Dagegen können die Störungen, welche das Wasser bei seinem Eintritt in den Hochofen
anrichtet, doch vielleicht ernstlicher Natur sein. Der mit der Gebläseluft
eintretende Wasserdampf findet herabtropfendes Eisen und Schlacke vor und es
ist zu erwarten, dass ein ähnlicher Vorgang stattfindet wie beim Puddeln: der Sauerstoff geht an den Kohlenstoff des
Eisens – unmittelbar oder, nach List, mit Hilfe der
Schlacke – und bewirkt ein regelrechtes Frischen. Hier haben wir es mit dem
Unterschied zwischen dem Sauerstoff der Luft und dem im Augenblicke des Entstehens
zu tun: der erstere geht unbekümmert weiter und verbindet sich mit dem Kohlenstoff;
er besorgt die Heizung, während der frisch aus dem Wasserdampf entstandene,
wesentlich energischere seine unheilvolle Tätigkeit des Entkohlens ausübt. Diese
muss ausgeglichen werden durch vorherige höhere Kohlung.
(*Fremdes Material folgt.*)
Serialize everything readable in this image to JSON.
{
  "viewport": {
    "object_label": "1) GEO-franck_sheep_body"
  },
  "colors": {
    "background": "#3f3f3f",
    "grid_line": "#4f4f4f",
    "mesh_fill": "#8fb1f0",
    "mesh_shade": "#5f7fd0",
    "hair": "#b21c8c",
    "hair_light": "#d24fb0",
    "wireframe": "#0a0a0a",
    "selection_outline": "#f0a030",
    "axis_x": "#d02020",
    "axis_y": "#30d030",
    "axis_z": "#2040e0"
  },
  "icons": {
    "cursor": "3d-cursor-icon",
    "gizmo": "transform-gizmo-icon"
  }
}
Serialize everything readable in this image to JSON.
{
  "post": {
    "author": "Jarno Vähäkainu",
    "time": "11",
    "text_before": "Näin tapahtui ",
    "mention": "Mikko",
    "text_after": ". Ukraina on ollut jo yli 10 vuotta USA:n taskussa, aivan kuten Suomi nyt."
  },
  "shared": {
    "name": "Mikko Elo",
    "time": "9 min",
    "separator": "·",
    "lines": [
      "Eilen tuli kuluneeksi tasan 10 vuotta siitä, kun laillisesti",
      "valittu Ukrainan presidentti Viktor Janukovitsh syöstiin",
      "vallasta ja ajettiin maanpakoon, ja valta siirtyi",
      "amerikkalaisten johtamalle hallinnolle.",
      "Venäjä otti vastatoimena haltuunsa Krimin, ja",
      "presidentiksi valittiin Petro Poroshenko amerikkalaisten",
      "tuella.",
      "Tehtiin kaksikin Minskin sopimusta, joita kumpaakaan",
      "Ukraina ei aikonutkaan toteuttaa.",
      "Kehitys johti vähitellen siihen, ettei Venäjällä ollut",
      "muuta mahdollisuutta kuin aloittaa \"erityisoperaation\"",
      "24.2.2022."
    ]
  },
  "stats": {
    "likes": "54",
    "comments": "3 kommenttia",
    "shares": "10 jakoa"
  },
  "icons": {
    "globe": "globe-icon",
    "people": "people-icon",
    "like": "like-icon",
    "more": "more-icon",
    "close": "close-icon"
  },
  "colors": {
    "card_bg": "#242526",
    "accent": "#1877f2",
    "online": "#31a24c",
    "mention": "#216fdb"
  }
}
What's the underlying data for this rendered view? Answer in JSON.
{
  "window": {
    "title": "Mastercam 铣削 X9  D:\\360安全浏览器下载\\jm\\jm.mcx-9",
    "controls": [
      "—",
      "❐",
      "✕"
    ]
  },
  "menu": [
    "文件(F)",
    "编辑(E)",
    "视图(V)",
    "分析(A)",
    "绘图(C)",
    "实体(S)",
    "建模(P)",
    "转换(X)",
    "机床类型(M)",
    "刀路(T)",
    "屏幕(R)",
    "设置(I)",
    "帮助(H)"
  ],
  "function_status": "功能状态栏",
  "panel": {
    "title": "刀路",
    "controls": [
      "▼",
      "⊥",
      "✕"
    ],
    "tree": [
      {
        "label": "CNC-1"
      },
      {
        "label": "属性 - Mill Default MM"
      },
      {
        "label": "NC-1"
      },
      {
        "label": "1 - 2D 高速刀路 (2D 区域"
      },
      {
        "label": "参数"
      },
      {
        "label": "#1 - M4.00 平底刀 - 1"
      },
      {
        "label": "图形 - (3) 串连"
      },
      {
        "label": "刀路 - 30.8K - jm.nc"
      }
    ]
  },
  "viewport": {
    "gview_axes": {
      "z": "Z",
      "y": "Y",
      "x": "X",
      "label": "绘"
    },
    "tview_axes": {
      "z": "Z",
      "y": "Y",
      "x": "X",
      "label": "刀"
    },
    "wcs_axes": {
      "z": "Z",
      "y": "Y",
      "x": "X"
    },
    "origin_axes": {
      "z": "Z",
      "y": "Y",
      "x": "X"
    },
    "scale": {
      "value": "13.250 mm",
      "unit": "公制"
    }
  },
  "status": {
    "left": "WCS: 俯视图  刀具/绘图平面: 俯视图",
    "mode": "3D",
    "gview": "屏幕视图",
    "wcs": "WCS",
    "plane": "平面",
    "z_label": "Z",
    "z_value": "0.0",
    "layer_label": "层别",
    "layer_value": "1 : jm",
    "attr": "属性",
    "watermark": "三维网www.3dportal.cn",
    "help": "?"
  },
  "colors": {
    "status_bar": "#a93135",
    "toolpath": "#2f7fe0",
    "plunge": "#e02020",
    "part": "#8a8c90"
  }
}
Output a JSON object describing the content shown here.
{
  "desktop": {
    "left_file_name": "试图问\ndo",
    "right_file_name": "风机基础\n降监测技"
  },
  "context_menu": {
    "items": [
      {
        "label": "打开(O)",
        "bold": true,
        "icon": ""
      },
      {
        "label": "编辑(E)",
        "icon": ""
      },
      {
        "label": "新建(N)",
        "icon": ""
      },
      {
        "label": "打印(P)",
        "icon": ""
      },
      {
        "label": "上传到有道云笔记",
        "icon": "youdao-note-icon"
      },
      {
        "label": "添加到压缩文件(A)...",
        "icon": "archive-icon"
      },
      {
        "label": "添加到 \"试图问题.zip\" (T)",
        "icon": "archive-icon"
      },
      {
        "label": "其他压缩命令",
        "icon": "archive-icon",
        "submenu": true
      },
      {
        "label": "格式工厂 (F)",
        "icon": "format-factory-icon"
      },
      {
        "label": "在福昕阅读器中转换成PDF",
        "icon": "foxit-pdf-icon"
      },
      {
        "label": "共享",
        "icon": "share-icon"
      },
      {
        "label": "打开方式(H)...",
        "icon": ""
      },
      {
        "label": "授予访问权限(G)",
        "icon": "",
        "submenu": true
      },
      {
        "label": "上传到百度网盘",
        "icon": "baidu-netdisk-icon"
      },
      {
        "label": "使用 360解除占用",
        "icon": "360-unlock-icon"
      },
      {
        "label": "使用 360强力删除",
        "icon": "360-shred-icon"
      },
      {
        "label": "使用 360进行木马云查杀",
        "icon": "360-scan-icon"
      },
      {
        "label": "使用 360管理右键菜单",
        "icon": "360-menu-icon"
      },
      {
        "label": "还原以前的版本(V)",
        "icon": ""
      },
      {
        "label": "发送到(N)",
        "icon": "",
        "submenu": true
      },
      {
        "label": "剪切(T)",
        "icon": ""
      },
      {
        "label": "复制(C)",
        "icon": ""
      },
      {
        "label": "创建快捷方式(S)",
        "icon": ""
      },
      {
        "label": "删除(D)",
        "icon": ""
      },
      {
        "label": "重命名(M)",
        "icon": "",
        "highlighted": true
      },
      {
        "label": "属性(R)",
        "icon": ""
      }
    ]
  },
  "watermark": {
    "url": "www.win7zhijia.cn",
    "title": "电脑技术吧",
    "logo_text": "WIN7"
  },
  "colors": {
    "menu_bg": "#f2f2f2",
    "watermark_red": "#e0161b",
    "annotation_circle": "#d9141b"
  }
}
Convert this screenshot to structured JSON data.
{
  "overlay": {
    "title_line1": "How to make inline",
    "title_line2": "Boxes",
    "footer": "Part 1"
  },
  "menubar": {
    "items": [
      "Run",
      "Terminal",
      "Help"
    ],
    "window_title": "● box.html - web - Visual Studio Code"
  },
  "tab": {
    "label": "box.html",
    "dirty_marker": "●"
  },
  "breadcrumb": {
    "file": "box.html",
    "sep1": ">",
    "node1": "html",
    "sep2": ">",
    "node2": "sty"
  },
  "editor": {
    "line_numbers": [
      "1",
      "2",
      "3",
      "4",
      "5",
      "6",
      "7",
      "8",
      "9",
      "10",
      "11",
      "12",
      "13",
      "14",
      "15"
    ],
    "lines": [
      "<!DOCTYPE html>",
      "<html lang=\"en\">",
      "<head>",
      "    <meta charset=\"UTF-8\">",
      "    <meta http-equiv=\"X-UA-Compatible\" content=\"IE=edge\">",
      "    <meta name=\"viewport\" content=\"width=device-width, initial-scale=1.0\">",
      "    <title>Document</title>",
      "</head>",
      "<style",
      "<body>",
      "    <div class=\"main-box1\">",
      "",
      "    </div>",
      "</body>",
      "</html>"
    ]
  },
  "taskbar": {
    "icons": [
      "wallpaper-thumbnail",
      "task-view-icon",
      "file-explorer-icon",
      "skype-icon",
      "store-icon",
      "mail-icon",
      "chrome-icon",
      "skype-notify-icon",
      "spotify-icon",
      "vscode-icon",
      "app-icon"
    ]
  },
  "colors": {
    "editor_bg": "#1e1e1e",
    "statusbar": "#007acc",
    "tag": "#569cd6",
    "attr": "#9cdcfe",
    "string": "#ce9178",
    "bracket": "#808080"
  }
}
Wenn also eine bestimmte Eisensorte wieder erzielt werden soll, so muss offenbar der
Feuchtigkeitszustand der Luft derselbe sein.
Hiernach würde man sich also doch mit dem Gedanken zu befreunden haben, dass die
Erfolge Gayleys einen wissenschaftlichen Hintergrund
haben und dass vielleicht nicht alles auf Irrtümer bezw. Täuschungen zurückzuführen
sei. – Fälle der Art, dass praktische Resultate mit der gewohnten theoretischen
Auffassung im Widerspruch stehen, kommen öfter vor und zeigen eben nur, dass
letztere noch der Vertiefung bedarf. Ein Beispiel hierfür ist die
Wasserstaubschmiede,Technologie des
Eisens, S. 10. Stahl und Eisen, 1897, S. 18. bei welcher
lediglich durch Einblasen von Wasserstaub durch die Form ein ganz erheblich besserer
Erfolg erreicht wird. Auch hier könnte der Einwand erhoben werden, dass die zur
Zersetzung des Wassers erforderliche Energie nicht überholt werden könne von der
Wirkung der Bestandteile, wenn eben wieder das Wasser als solches mit den
Verbrennungsprodukten abgeht. Aber die Wirkungen des Sauerstoffes sind, wie das
bekannte Experiment im elementaren Chemieunterricht lehrt, eben andere,
energischere, wenn er im Augenblick des Entstehens auftritt, als wenn er nur als
Bestandteil der Luft an die Kohle tritt. Mit anderen Worten: die von der Theorie zu
errechnende höchste Wirkung wird vollständiger erreicht, wenn die Körper unter
günstigen Umständen aufeinander einwirken, als im anderen Falle. –
Le Chatelier macht, wie oben bemerkt, darauf aufmerksam,
dass die Trocknung der Gebläseluft im Winter oft genug denselben Grad erreiche, der
durch die künstliche Abkühlung gezeitigt wird. Hiernach wäre der Lösung des von Gayley vorgelegten Problems leicht durch Beobachtung
der Hochöfen im Winter näher zu treten. Wenn die amerikanischen Zahlen richtig sind,
muss sich ein ähnlicher Unterschied in dem Gange der Oefen bei feuchter und bei
trockener Luft bezw. im feuchten Sommer und im trockenen Winter herausstellen.
Haedicke,Siegen.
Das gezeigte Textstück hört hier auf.